Dicas de especialistas para tentar reverter a situação de quiet quitting
O melhor caminho é sempre o diálogo. Essa é a afirmativa das especialistas. O problema é que por mais que um dos lados esteja disponível para a conversa, pode ser que a pessoa que está fugindo de forma silenciosa do relacionamento não esteja disposta ao diálogo. “Essa é uma fase bastante difícil. A pessoa escolhe não conversar comigo, não trocar coisas comigo, não me explicar o que está acontecendo e não tentar se comunicar. Mas essa também é uma forma de se comunicar”, aponta Carol.
A orientação da psicóloga neste momento é que se procure uma boa rede de apoio, como os amigos ou pessoas com quem você tenha uma abertura mais íntima e que você confia: “E a busca por um terapeuta, de um profissional de psicologia, para ajudar a te fortalecer e entender que isso é o máximo que você vai ter nessa relação, que pode ser que não seja o suficiente para você e que você merece mais.”
E quando a sua parceria não está sendo recíproca com você, qual é o sentido de continuar nessa relação? Essa é a reflexão que a psicóloga Paola Gomes sugere para a pessoa que já percebeu estar envolvida no quiet quitting. “Você também pode se questionar qual o sentido de continuar com essa pessoa, com essa relação. E buscar o que é melhor para si, não apenas para ambos”, aconselha.
Confira algumas orientações das psicólogas para esse momento de diálogo:
- Seja honesto consigo mesmo e com o outro. Diga o que vem percebendo, de como está sentindo, de como está se sentindo sozinha e desamparada, de que não está se sentindo ouvida. E diga algo como ‘eu percebo que você já não faz mais isso, que não tem interesse em planejar coisas comigo’;
- Seja honesto e dê espaço para que o outro também possa dizer o que vem pensando e sentindo;
- Cuidado para não soar defensivo ou acusatório. Uma boa dica é começar com frases como ‘eu estava para falar contigo, eu tenho a impressão de que a gente está distante, você sente isso também?’, ou ‘às vezes, sinto que eu falo contigo mas parece que você não está me ouvindo, está tudo bem?’
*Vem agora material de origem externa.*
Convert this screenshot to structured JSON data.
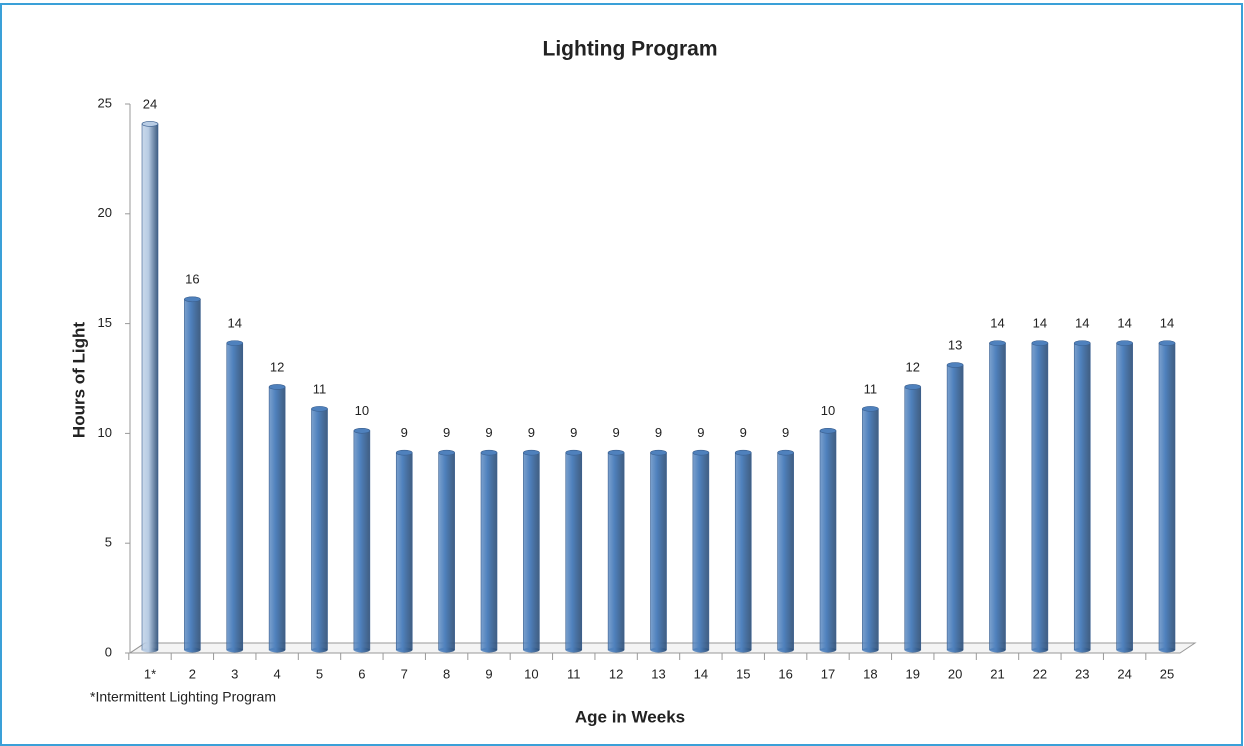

- Outra forma é lembrar de alguma situação na conversa, como ‘te convido para jantar, você não quer, eu preciso que você saiba que eu fico triste, porque sinto que estou tentando que a gente faça coisas juntos e não vejo o mesmo esforço do seu lado, tem alguma outra atividade que você toparia para a gente se aproximar mais?’
- Ou ainda pode ser mais objetivo: ‘poxa, eu não gosto quando me vejo numa situação em que sinto que, de alguma forma, estou tentando resgatar a nossa essência, a nossa relação, e parece que estou sozinha’. E a pessoa pode dizer que não tem nada a ver e negar.
- No caso de a pessoa responder na defensiva e negar que aquilo esteja acontecendo, que é um exagero e não quer essa conversa, o conselho para este caso é dizer algo como ‘então tudo bem, eu só queria que você soubesse como estou me sentindo’. Você nunca está errado quando fala como está se sentindo, o outro pode não concordar, mas todo mundo tem o direito de se expressar afetivamente. Convide o outro para refletir sobre o assunto.
“Criar um espaço seguro para que os dois possam se comunicar e falar tudo o que pensam, sem que isso necessariamente vire uma discussão, é uma possibilidade de dar continuidade ou não a essa relação. O ideal é não precisar tentar convencer o outro de que ele precisa ficar na relação. Se ele não quiser mais, deixe ir. E você vai lidar com o seu sofrimento, ninguém mais”, ressalta Paloma Gomes.